お父さんと結婚するときには、母の母や父、つまり母方の祖父母はもう亡くなっていたそうだ。
「新しい家族を作ろう」
お父さんに言われたとき、母はすごくうれしかったと話してくれたことがある。
わたしが生まれたことで、なにか夫婦のバランスがくずれたのだろうか。それとも父に新しい女ができたことが関係するのだろうか。どうしてなのかわからなかったけど、父の実家の母、つまりおばあちゃんも母をいじめ始めた。

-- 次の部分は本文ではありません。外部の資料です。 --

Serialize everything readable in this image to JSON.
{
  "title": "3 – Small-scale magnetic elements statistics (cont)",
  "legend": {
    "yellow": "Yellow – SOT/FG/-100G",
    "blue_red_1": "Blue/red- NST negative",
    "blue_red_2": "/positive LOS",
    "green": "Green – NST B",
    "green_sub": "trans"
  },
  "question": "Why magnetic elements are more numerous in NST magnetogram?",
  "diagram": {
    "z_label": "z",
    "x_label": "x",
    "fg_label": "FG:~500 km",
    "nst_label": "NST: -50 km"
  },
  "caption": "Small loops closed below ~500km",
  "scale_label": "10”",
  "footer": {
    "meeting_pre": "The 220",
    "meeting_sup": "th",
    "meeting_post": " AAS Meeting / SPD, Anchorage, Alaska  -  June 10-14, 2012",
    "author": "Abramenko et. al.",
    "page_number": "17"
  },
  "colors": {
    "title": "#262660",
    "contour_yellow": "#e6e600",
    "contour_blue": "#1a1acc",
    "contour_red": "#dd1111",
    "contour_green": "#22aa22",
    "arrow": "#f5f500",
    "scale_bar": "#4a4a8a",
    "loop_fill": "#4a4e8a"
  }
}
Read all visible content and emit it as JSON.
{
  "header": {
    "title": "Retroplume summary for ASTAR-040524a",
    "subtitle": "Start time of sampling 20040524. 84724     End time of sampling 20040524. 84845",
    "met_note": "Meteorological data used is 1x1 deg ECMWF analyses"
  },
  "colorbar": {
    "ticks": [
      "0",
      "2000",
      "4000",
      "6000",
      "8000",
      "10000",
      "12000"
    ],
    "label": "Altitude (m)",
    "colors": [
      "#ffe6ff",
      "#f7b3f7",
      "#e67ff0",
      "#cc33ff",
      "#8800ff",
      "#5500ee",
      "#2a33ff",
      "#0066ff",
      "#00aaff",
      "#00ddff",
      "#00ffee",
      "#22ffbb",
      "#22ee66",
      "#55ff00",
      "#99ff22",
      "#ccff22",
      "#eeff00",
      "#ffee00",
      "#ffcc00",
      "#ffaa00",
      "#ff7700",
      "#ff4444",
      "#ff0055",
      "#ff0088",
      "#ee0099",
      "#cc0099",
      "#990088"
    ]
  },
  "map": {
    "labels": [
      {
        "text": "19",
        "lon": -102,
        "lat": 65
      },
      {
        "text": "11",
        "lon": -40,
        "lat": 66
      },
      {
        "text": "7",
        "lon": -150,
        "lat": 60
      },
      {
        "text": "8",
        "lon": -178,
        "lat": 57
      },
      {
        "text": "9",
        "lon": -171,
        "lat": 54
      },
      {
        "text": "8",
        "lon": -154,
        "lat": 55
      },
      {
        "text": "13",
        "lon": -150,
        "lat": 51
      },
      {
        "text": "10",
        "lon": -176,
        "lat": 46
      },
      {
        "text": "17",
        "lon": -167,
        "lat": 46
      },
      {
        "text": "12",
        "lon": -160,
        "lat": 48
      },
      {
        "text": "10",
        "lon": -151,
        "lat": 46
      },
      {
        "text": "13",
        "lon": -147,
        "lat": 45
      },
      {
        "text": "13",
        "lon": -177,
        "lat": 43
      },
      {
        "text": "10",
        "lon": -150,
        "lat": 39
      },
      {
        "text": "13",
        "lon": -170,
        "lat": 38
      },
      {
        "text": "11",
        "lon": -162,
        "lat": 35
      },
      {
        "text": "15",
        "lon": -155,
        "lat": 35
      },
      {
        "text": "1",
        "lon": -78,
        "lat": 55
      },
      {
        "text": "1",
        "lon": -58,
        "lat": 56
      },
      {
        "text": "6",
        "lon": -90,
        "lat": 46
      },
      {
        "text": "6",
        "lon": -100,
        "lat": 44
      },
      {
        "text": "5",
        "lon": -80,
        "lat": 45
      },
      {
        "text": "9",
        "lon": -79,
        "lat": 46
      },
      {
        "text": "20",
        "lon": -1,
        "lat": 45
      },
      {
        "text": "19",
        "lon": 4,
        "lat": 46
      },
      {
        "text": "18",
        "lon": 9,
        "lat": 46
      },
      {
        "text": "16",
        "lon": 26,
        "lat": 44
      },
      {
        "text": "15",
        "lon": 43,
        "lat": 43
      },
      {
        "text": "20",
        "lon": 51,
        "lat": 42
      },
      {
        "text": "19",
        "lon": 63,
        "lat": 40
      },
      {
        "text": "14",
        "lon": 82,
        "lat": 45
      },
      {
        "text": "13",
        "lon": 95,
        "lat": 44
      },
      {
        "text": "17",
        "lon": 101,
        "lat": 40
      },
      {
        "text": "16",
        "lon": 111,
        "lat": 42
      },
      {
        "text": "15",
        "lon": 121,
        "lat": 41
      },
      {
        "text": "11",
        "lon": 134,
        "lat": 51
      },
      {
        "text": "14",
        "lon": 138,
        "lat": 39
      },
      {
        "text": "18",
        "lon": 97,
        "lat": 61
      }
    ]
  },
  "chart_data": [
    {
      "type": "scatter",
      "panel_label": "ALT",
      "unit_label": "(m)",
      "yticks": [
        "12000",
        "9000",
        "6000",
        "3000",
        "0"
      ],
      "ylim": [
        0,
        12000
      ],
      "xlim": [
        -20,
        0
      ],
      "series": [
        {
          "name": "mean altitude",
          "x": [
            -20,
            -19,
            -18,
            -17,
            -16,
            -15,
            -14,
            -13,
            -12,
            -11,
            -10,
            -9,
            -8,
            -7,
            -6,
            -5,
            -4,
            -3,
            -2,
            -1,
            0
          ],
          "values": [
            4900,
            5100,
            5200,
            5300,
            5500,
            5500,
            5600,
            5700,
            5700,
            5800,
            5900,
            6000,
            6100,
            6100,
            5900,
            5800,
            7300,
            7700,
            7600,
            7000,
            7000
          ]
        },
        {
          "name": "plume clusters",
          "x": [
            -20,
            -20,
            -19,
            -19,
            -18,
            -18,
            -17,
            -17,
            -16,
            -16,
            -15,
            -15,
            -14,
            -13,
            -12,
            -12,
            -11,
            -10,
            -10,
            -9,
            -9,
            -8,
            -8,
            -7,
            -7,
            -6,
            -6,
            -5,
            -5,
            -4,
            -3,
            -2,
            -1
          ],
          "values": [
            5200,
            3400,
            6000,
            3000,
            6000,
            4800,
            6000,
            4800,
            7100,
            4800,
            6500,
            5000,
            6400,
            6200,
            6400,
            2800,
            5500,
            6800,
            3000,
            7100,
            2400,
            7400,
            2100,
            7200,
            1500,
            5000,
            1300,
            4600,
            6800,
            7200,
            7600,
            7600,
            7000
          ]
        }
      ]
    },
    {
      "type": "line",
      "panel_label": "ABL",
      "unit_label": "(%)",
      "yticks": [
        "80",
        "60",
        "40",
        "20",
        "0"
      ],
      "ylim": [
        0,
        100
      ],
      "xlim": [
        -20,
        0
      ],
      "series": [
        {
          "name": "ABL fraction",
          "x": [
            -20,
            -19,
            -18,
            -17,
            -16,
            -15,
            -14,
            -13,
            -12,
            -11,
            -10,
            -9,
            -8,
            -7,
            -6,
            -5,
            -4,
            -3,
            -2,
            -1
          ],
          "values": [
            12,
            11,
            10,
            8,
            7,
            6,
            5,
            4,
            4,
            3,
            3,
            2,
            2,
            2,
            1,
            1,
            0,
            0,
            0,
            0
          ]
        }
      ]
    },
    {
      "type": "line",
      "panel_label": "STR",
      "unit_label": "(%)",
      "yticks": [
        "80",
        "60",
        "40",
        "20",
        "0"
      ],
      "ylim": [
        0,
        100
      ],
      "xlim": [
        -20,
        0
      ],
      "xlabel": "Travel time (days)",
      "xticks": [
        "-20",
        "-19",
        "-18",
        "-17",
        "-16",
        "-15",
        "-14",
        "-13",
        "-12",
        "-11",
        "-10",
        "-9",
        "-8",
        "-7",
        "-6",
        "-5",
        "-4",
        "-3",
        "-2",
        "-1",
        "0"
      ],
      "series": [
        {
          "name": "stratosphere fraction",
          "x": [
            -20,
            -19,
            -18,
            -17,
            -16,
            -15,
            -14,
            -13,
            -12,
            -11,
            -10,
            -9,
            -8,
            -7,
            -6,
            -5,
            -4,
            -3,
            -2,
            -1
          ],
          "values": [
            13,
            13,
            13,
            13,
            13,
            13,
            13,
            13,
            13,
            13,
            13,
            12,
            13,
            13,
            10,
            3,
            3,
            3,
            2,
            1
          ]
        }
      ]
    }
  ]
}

近所のおばちゃんいわく、もともと気に入らない嫁だったらしく、最初からあたりは強かったらしいけど、お手伝いといわれるあの女が来てからはさらに意地悪になった。
それから……父は母を殴る、蹴るようになった。
母は耐えていた。
自分の、大事な家族だったから。
わたしに危害が及ぶことはなかったけれど、母がいなくなったら、あの女が堂々と家に居座るようになるだろう。あの女が来たら……当然わたしは邪魔だろう。
「あなたに何かあったらいやなの」
母が言う。
でも……わたしは母が逃げない理由にわたしを使うのが嫌だった。
たしかにあの女が家に来たら、わたしだって追い出されるに違いない。
母の言うことは正しいのだ。でも、わたしを理由にはしないでほしかった。もうわたしは大きいのだ。
「離婚したら?」
「離婚したら、咲ちゃんをとられてしまう。咲ちゃんに何かあったら困るから……」
そう言って、母は殴る蹴るされても、わたしが18歳になるまで我慢した。
「もう高校3年生だから。あと半年で卒業だから。お母さんは自分のことを考えて」
父がいないときに、わたしは何度も母に言った。
母にどれだけわたしの言葉が響いているのか全く見当がつかなかった。わたしはただ母の笑った顔が見たかった。